Through the Nineties and the first ten years of the 2000s Pakistan followed a focused but below the radar campaign to convert the future generations of Kashmir to the emerging radical ideology that it was also cultivating within. This continued until a blowback within Pakistan forced it to change tack within. It then started to adopt de-radicalisation programs but its policy towards Kashmir did not change. In Kashmir none really knew what was happening. The Indian security system was oblivious about the potential that religious radicalism held of driving the ecosystem which created local terrorists, supported foreign radical terrorists and garnered support of a segment of the local population whose ideological orientation could be changed. This does not mean that every Kashmiri became religiously radicalised but the anathema against India and its security forces increased greatly.

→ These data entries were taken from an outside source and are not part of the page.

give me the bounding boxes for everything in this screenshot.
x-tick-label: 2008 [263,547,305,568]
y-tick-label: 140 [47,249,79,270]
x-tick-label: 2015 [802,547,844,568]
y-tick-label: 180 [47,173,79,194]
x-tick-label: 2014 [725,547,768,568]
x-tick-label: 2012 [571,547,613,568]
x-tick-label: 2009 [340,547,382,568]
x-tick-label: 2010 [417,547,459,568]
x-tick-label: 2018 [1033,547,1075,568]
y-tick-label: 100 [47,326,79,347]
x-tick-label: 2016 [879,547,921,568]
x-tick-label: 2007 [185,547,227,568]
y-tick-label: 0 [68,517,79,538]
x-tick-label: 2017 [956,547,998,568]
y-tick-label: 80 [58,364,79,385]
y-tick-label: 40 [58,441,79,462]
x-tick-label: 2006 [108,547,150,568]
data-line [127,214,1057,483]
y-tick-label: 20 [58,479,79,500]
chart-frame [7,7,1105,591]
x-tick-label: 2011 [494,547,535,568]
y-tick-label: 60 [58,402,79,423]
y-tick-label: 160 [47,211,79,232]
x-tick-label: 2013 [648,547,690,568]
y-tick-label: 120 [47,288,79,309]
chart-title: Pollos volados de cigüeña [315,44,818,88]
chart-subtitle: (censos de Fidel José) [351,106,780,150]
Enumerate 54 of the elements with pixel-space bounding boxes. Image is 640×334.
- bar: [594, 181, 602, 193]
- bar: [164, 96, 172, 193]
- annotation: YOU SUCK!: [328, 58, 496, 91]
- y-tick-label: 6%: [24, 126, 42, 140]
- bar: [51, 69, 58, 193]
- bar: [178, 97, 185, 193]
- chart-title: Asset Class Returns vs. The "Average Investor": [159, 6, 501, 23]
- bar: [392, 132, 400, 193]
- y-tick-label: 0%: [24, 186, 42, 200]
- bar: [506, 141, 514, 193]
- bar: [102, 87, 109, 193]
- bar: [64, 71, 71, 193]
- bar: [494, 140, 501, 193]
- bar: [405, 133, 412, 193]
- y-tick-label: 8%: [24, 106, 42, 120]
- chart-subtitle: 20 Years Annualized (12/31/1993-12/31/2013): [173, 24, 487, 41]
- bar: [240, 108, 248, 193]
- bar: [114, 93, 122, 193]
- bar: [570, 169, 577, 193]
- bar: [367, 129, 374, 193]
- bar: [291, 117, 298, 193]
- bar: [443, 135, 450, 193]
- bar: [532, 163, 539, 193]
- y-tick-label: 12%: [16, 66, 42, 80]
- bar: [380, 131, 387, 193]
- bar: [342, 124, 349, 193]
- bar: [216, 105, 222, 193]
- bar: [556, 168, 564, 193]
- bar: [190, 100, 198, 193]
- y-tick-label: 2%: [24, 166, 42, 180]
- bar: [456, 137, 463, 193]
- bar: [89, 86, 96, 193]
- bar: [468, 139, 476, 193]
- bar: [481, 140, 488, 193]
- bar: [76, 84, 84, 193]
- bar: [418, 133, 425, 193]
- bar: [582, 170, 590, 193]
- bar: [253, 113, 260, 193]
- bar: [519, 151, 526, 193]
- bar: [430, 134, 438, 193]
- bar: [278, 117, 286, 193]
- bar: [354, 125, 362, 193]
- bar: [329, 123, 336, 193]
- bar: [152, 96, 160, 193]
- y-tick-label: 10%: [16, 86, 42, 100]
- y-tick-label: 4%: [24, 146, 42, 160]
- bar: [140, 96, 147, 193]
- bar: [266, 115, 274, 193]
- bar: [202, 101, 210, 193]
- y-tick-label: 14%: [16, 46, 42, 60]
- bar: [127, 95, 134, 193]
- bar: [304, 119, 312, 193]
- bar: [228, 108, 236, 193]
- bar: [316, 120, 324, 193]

The Indian Army led efforts of counter terrorism addressed the military domain of eliminating terrorists, foreign and local. However, to break the ecosystem which generates and regenerates terrorists and over ground workers it needed to do more in other domains. Among this was the necessity to neutralise the radicalisation efforts of Pakistan including de-radicalisation of those already deep in the throes of radical belief. Agreeably this is not the responsibility of the Indian Army. Specialist organisations with academics, psychologists, members of moderate clergy and social scientists are required for it. In the absence of these, it is the Army which has mostly been raising the dire necessity for such a system. To its credit India, although late in rising to it, has adopted a professional approach through deep study and instituted mechanisms especially after the attempted IS footprint manifested and was seen to emerge in India too, although none too successfully. Many international models were studied including a very interesting one from Singapore which harnesses the services of internet savvy members of the clergy (called Internet Imams) to impart religious instruction and respond to many online queries on religion. Vivekanand International Foundation (VIF) of which I am a Distinguished Fellow has in recent years held three international conferences on de-radicalisation and counter radicalisation.
Thus the CDS was not wrong in his inclusion of radicalisation as a socio-military threat and was well within his right to speak and discuss it in a public forum. However, for some reason the mention of de-radicalisation camps throws up the perception of Chinese detention camps for the Uyghur Muslims of Xinjiang where efforts to exterminate various aspects of Islamic belief are rife. Those can hardly be in line with India’s democratic and secular credentials. There do not exist any such camps in India. What does exist is a de-radicalisation and counter radicalisation program which is progressively refining itself. It includes the counselling of affected youth, parents, siblings, police, social scientists and even members of the clergy. It is non-coercive and follows all principles of human rights. Hearing all this would have been music to the ears of the avid India watchers attending the Raisina Dialogue. I do hope it’s now clear to our readers what the difference is between de-radicalisation camps and a de-radicalisation system.